AdaPM: a Partial Momentum Algorithm for LLM Training
Yimu Zhang, Yuanshi Liu, Cong Fang
TL;DR
AdaPM tackles the memory bottleneck of momentum-based optimizers in LLM training by introducing a non-uniform, adaptive momentum design across Transformer blocks and a debiased low-rank estimator. By disabling momentum for embedding and attention-output blocks, applying a low-rank, bias-corrected momentum to Q/K/MLP blocks, and preserving full momentum for Value blocks, it achieves substantial memory reductions while maintaining convergence comparable to AdamW. Empirical results across GPT-2 and Llama models show momentum memory savings above $90\%$ and optimizer-state savings up to $95\%$ when combined with Adam-mini, along with significant GPU-hour reductions and robust scaling to larger models and RLHF pipelines. The approach also demonstrates compatibility with second-order statistics reduction methods and provides a scalable pathway for efficient, large-scale LLM pretraining and fine-tuning.
Abstract
In the training of large language models, momentum is widely used and often demonstrated to achieve significant acceleration. However, storing momentum typically presents memory challenges. In this paper, we propose AdaPM, an adaptive training strategy that leverages partial momentum to implement a memory-efficient optimizer. To this end, AdaPM utilizes a non-uniform momentum design: for most blocks, full momentum is not necessary to preserve the performance of the optimization. In the momentum design of AdaPM, to mitigate the bias and performance loss caused by partial momentum, we enhance the partial momentum by a bias correction technique.
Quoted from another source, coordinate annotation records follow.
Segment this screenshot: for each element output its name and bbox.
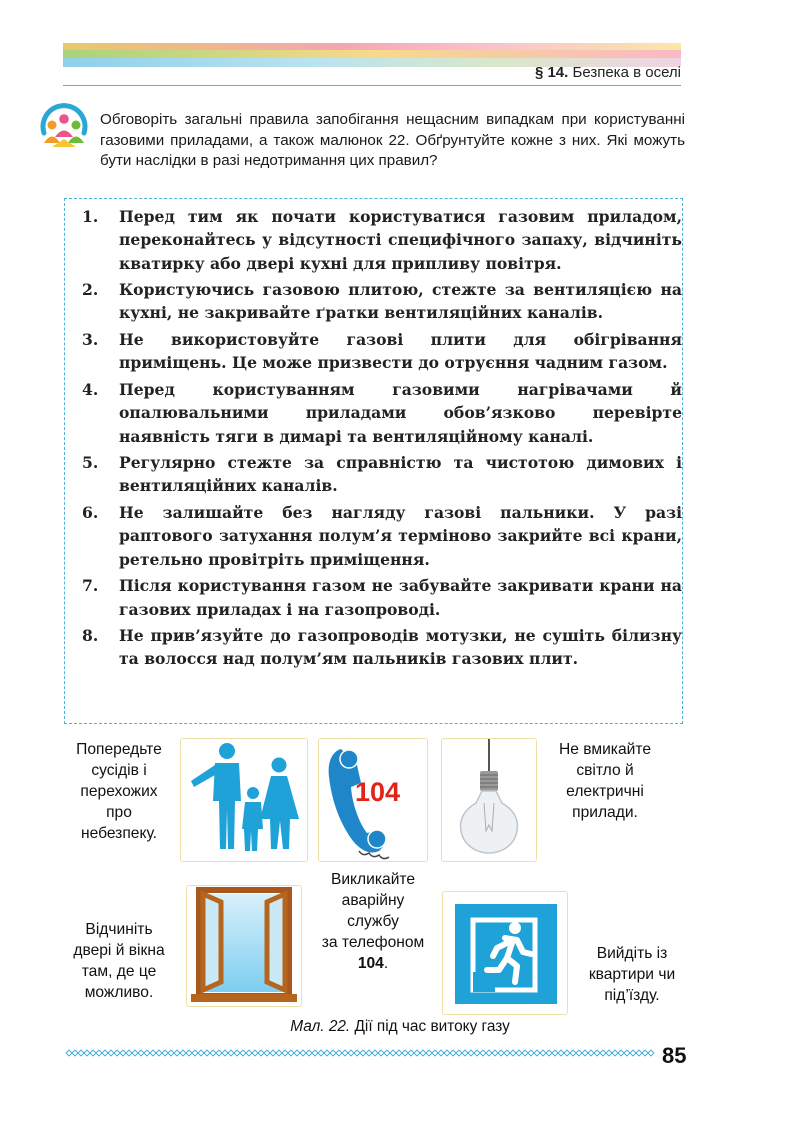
section-header bbox=[535, 64, 681, 81]
exit-card bbox=[442, 891, 568, 1015]
rule-number: 2. bbox=[82, 280, 99, 300]
rule-number: 4. bbox=[82, 379, 99, 399]
open-windows-label: Відчиніть двері й вікна там, де це можливо. bbox=[73, 921, 165, 1001]
figure-caption-text: Дії під час витоку газу bbox=[354, 1018, 510, 1035]
call-service-label: Викликайте аварійну службу за телефоном 104. bbox=[321, 871, 425, 972]
header-divider bbox=[63, 85, 681, 86]
service-phone-number: 104 bbox=[357, 955, 384, 972]
intro-paragraph: Обговоріть загальні правила запобігання нещасним випадкам при користуванні газовими приладами, а також малюнок 22. Обґрунтуйте кожне з них. Які можуть бути наслідки в разі недотримання цих правил? bbox=[100, 111, 685, 169]
lightbulb-card bbox=[441, 738, 537, 862]
footer-decorative-rule bbox=[63, 1048, 655, 1058]
warn-neighbors-label: Попередьте сусідів і перехожих про небезпеку. bbox=[76, 741, 162, 842]
rule-item bbox=[82, 624, 682, 671]
emergency-exit-icon bbox=[443, 892, 567, 1014]
rule-text: Користуючись газовою плитою, стежте за вентиляцією на кухні, не закривайте ґратки вентиляційних каналів. bbox=[119, 280, 682, 323]
rule-text: Перед тим як почати користуватися газовим приладом, переконайтесь у відсутності специфічного запаху, відчиніть кватирку або двері кухні для припливу повітря. bbox=[119, 207, 682, 273]
family-icon bbox=[181, 739, 307, 861]
section-number: § 14. bbox=[534, 64, 569, 81]
figure-caption bbox=[0, 1018, 800, 1036]
safety-rules-list bbox=[82, 205, 682, 674]
phone-icon bbox=[319, 739, 427, 861]
window-card bbox=[186, 885, 302, 1007]
rule-text: Не залишайте без нагляду газові пальники. У разі раптового затухання полум’я терміново закрийте всі крани, ретельно провітріть приміщення. bbox=[119, 503, 682, 569]
rule-text: Регулярно стежте за справністю та чистотою димових і вентиляційних каналів. bbox=[119, 453, 682, 496]
rule-number: 5. bbox=[82, 453, 99, 473]
window-icon bbox=[187, 886, 301, 1006]
exit-label: Вийдіть із квартири чи під’їзду. bbox=[588, 945, 676, 1004]
rule-text: Після користування газом не забувайте закривати крани на газових приладах і на газопроводі. bbox=[119, 576, 682, 619]
discussion-group-icon bbox=[38, 103, 90, 151]
rule-item bbox=[82, 451, 682, 498]
rule-item bbox=[82, 574, 682, 621]
phone-card bbox=[318, 738, 428, 862]
lightbulb-icon bbox=[442, 739, 536, 861]
rule-number: 1. bbox=[82, 207, 99, 226]
rule-item bbox=[82, 378, 682, 448]
rule-item bbox=[82, 278, 682, 325]
phone-number-text: 104 bbox=[355, 777, 401, 807]
rule-number: 7. bbox=[82, 576, 99, 596]
rule-number: 8. bbox=[82, 626, 99, 646]
rule-item bbox=[82, 328, 682, 375]
rule-number: 3. bbox=[82, 330, 99, 350]
rule-text: Не використовуйте газові плити для обігрівання приміщень. Це може призвести до отруєння чадним газом. bbox=[119, 330, 682, 373]
rule-text: Перед користуванням газовими нагрівачами й опалювальними приладами обов’язково перевірте наявність тяги в димарі та вентиляційному каналі. bbox=[119, 379, 682, 446]
rule-item bbox=[82, 205, 682, 275]
rule-item bbox=[82, 501, 682, 571]
section-title: Безпека в оселі bbox=[572, 64, 681, 81]
no-lights-label: Не вмикайте світло й електричні прилади. bbox=[559, 741, 651, 821]
family-card bbox=[180, 738, 308, 862]
rule-number: 6. bbox=[82, 503, 99, 523]
figure-caption-label: Мал. 22. bbox=[290, 1018, 351, 1035]
rule-text: Не прив’язуйте до газопроводів мотузки, не сушіть білизну та волосся над полум’ям пальників газових плит. bbox=[119, 626, 682, 669]
page-number: 85 bbox=[662, 1043, 687, 1068]
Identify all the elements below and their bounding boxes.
Empirically, we verify that our approach reduces memory by over $90\%$ in momentum while maintaining both efficiency and performance for pretraining various language models ranging from 60M to 1.5B, as well as for supervised fine-tuning and RLHF. AdaPM can further reduce memory by up to $95\%$ in optimizer states by combining the memory-efficient technique on the second-order statistic, saving over $30\%$ GPU hours for pretraining GPT-2 1.5B.